2013 começa com ares sonolentos de história conhecida e erros repetidos para os quais, pelo menos aparentemente, não existem soluções a vista. Sonha-se como crescimento da economia, melhora do PIB, grandes investimentos, etc.
Como se passará o novo ano? Os brasileiros, preocupados, se perguntam e querem saber.
Um novo ano
Caso se dê ouvidos ao que dizem os entendidos em economia o ano de 2013 será difícil. Há pouco tempo a revista “The Economist” sugeriu que o ministro da Fazenda, Guido Mantega, fosse afastado do cargo por má gerência na política econômica do país. A presidente Dilma Roussef saiu imediatamente em defesa do ministro, dizendo que o governo não toma medidas baseado em opiniões externas. Fica a pergunta: e quanto às opiniões internas, o governo as ouve?

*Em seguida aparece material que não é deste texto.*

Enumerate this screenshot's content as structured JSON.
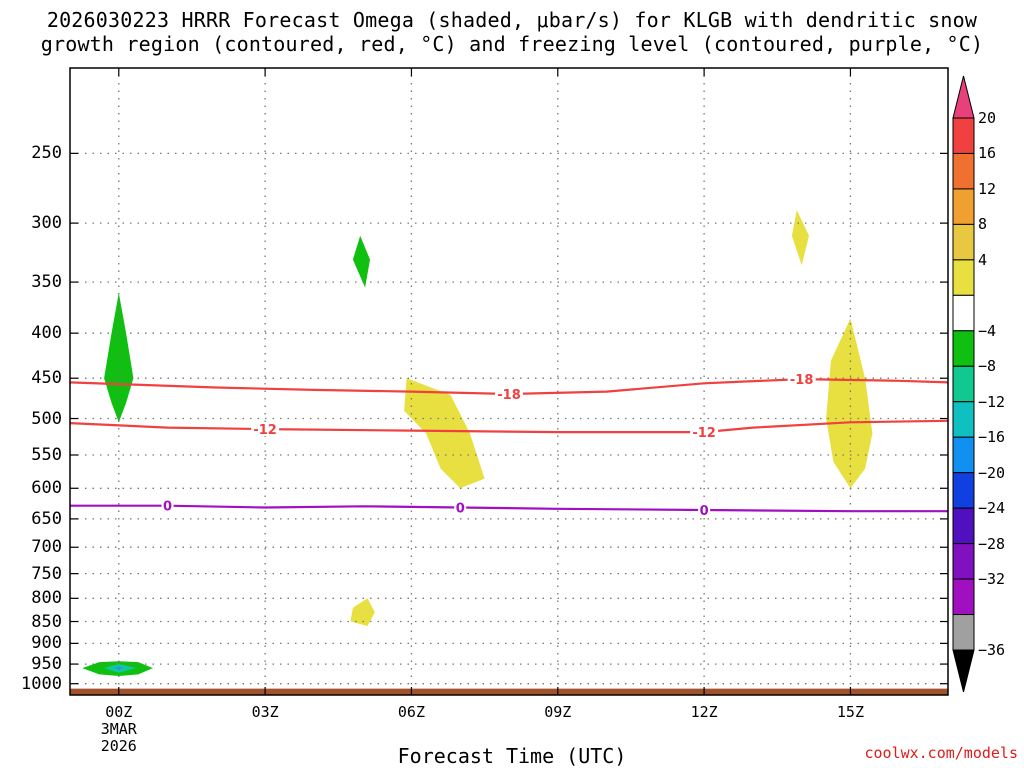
{
  "chart_data": {
    "type": "heatmap",
    "title_line1": "2026030223 HRRR Forecast Omega (shaded, μbar/s) for KLGB with dendritic snow",
    "title_line2": "growth region (contoured, red, °C) and freezing level (contoured, purple, °C)",
    "xlabel": "Forecast Time (UTC)",
    "ylabel": "",
    "x_ticks": [
      "00Z",
      "03Z",
      "06Z",
      "09Z",
      "12Z",
      "15Z"
    ],
    "x_tick_hours": [
      0,
      3,
      6,
      9,
      12,
      15
    ],
    "x_first_sublabel": [
      "3MAR",
      "2026"
    ],
    "xlim": [
      -1,
      17
    ],
    "y_ticks": [
      250,
      300,
      350,
      400,
      450,
      500,
      550,
      600,
      650,
      700,
      750,
      800,
      850,
      900,
      950,
      1000
    ],
    "ylim": [
      200,
      1030
    ],
    "colorbar": {
      "labels": [
        "20",
        "16",
        "12",
        "8",
        "4",
        "−4",
        "−8",
        "−12",
        "−16",
        "−20",
        "−24",
        "−28",
        "−32",
        "−36"
      ],
      "colors": [
        "#e8407a",
        "#f04040",
        "#f07030",
        "#f0a030",
        "#e8c840",
        "#e8e040",
        "#ffffff",
        "#10c010",
        "#10c890",
        "#10c0c0",
        "#1090f0",
        "#1040e0",
        "#5010c0",
        "#8010c0",
        "#a010c0",
        "#a0a0a0",
        "#000000"
      ]
    },
    "contours": [
      {
        "name": "dgz-minus18",
        "label": "-18",
        "color": "#f04040",
        "points": [
          [
            -1,
            455
          ],
          [
            0,
            457
          ],
          [
            2,
            461
          ],
          [
            4,
            464
          ],
          [
            6,
            466
          ],
          [
            8,
            469
          ],
          [
            10,
            466
          ],
          [
            12,
            456
          ],
          [
            14,
            451
          ],
          [
            16,
            453
          ],
          [
            17,
            455
          ]
        ]
      },
      {
        "name": "dgz-minus12",
        "label": "-12",
        "color": "#f04040",
        "points": [
          [
            -1,
            506
          ],
          [
            1,
            512
          ],
          [
            3,
            514
          ],
          [
            6,
            516
          ],
          [
            9,
            518
          ],
          [
            11,
            518
          ],
          [
            12,
            518
          ],
          [
            13,
            512
          ],
          [
            15,
            505
          ],
          [
            17,
            503
          ]
        ]
      },
      {
        "name": "freezing-level-0",
        "label": "0",
        "color": "#a010c0",
        "points": [
          [
            -1,
            628
          ],
          [
            1,
            628
          ],
          [
            3,
            631
          ],
          [
            5,
            629
          ],
          [
            7,
            631
          ],
          [
            9,
            633
          ],
          [
            12,
            635
          ],
          [
            15,
            637
          ],
          [
            17,
            637
          ]
        ]
      }
    ],
    "contour_labels": [
      {
        "text": "-18",
        "hour": 8.0,
        "pressure": 469,
        "color": "#f04040"
      },
      {
        "text": "-18",
        "hour": 14.0,
        "pressure": 451,
        "color": "#f04040"
      },
      {
        "text": "-12",
        "hour": 3.0,
        "pressure": 514,
        "color": "#f04040"
      },
      {
        "text": "-12",
        "hour": 12.0,
        "pressure": 518,
        "color": "#f04040"
      },
      {
        "text": "0",
        "hour": 1.0,
        "pressure": 628,
        "color": "#a010c0"
      },
      {
        "text": "0",
        "hour": 7.0,
        "pressure": 631,
        "color": "#a010c0"
      },
      {
        "text": "0",
        "hour": 12.0,
        "pressure": 635,
        "color": "#a010c0"
      }
    ],
    "omega_areas": [
      {
        "name": "omega-area-green-0z-upper",
        "color": "#10c010",
        "points": [
          [
            0.0,
            360
          ],
          [
            0.15,
            400
          ],
          [
            0.3,
            450
          ],
          [
            0.15,
            480
          ],
          [
            0.0,
            505
          ],
          [
            -0.15,
            480
          ],
          [
            -0.3,
            450
          ],
          [
            -0.15,
            400
          ]
        ]
      },
      {
        "name": "omega-area-green-5z",
        "color": "#10c010",
        "points": [
          [
            4.95,
            310
          ],
          [
            5.15,
            330
          ],
          [
            5.05,
            355
          ],
          [
            4.8,
            330
          ]
        ]
      },
      {
        "name": "omega-area-yellow-6z",
        "color": "#e8e040",
        "points": [
          [
            5.9,
            450
          ],
          [
            6.8,
            470
          ],
          [
            7.2,
            520
          ],
          [
            7.5,
            585
          ],
          [
            7.0,
            600
          ],
          [
            6.6,
            570
          ],
          [
            6.3,
            520
          ],
          [
            5.85,
            490
          ]
        ]
      },
      {
        "name": "omega-area-yellow-14z",
        "color": "#e8e040",
        "points": [
          [
            13.9,
            290
          ],
          [
            14.15,
            310
          ],
          [
            14.0,
            335
          ],
          [
            13.8,
            310
          ]
        ]
      },
      {
        "name": "omega-area-yellow-15z",
        "color": "#e8e040",
        "points": [
          [
            15.0,
            385
          ],
          [
            15.3,
            450
          ],
          [
            15.45,
            520
          ],
          [
            15.3,
            570
          ],
          [
            15.0,
            600
          ],
          [
            14.65,
            560
          ],
          [
            14.5,
            500
          ],
          [
            14.6,
            430
          ]
        ]
      },
      {
        "name": "omega-area-yellow-5z-low",
        "color": "#e8e040",
        "points": [
          [
            5.1,
            800
          ],
          [
            5.25,
            830
          ],
          [
            5.1,
            860
          ],
          [
            4.75,
            850
          ],
          [
            4.8,
            820
          ]
        ]
      },
      {
        "name": "omega-area-green-0z-low",
        "color": "#10c010",
        "points": [
          [
            -0.75,
            960
          ],
          [
            -0.4,
            945
          ],
          [
            0.0,
            943
          ],
          [
            0.4,
            945
          ],
          [
            0.7,
            960
          ],
          [
            0.4,
            976
          ],
          [
            0.0,
            980
          ],
          [
            -0.4,
            976
          ]
        ]
      },
      {
        "name": "omega-area-teal-0z-low",
        "color": "#10c8a0",
        "points": [
          [
            -0.3,
            960
          ],
          [
            0.0,
            950
          ],
          [
            0.35,
            960
          ],
          [
            0.0,
            972
          ]
        ]
      },
      {
        "name": "omega-area-blue-0z-low",
        "color": "#20a0e0",
        "points": [
          [
            -0.1,
            959
          ],
          [
            0.0,
            955
          ],
          [
            0.1,
            959
          ],
          [
            0.0,
            965
          ]
        ]
      }
    ],
    "terrain": {
      "color": "#a0522d",
      "pressure_top": 1013
    }
  },
  "credit": "coolwx.com/models"
}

Acontece que há quem queira baixar os juros ainda mais desvalorizar o real em relação ao dólar, situando o real no patamar de R$ 2,40. Trata-se, segundo economistas, de medida de alto risco dada a ligação dos preços de produtos internos ao valor do dólar. Mais: medida dessa natureza resultaria em subida da inflação.

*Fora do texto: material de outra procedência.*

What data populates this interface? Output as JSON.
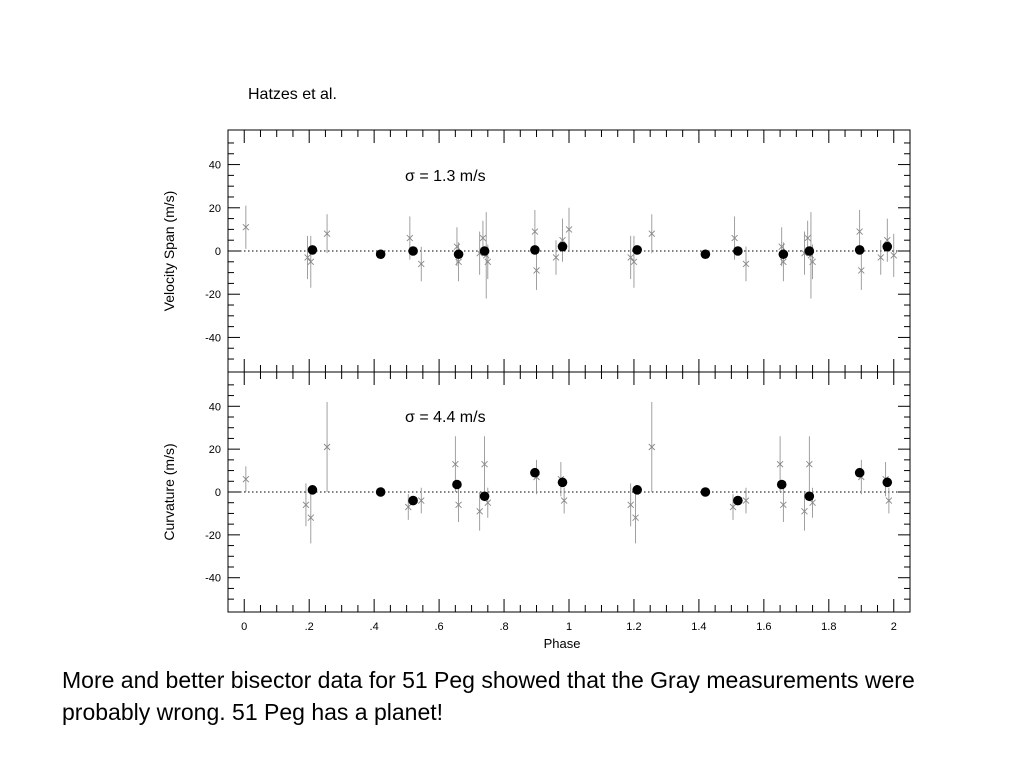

Mas, a presidente continua a receber espantosa aprovação popular. A aprovação ao governo não foi abalada pelo “pibinho” de 1%, nem pelos escândalos que envolvem o PT. O ex-presidente Lula cada vez mais vai deixando para trás a imagem de probidade, acusado que é de ligações com os casos de corrupção durante o seu governo. Entretanto, ele assume uma postura interessante do tipo “não é comigo”. Não adianta a mídia bater na tecla de que qualquer pessoa pública acusada deve pelo menos uma explicação, uma resposta que seja ao país. Lula apenas ignora. Sabe que tem em mãos um eleitorado fiel o qual não parece nem um pouco interessado nessas acusações “da elite”. Dá a impressão de que o ex-presidente, por conhecer a sua força, pouco se importa com a opinião daqueles que o criticam. Mas, o falatório continua.
Pelo que é lícito se perguntar com que barco, afinal, estamos navegando, mais que isso se no rumo certo. A presidente exige um PIB de pelo menos 4%, mas ninguém acredita que isso venha a ser possível. Fala-se em atrair investimentos, mas a política do governo, o intervencionismo, espanta os grandes investidores.
No início de 2013 o futuro é uma incógnita. Acredita-se no que o governo diz ou nos avisos dos críticos de que é preciso mudar a linha econômica e depressa?
Ontem, assisti à queima de fogos da passagem de ano. Na praia as coisas se passaram do mesmo modo que em anos passados. Mas, não houve aquele estardalhaço nas casas, a queima de fogos adicional que acontece todos os anos. Um foguete aqui, outro ali, bem menos do que de costume. Talvez as pessoas não estejam tão animadas.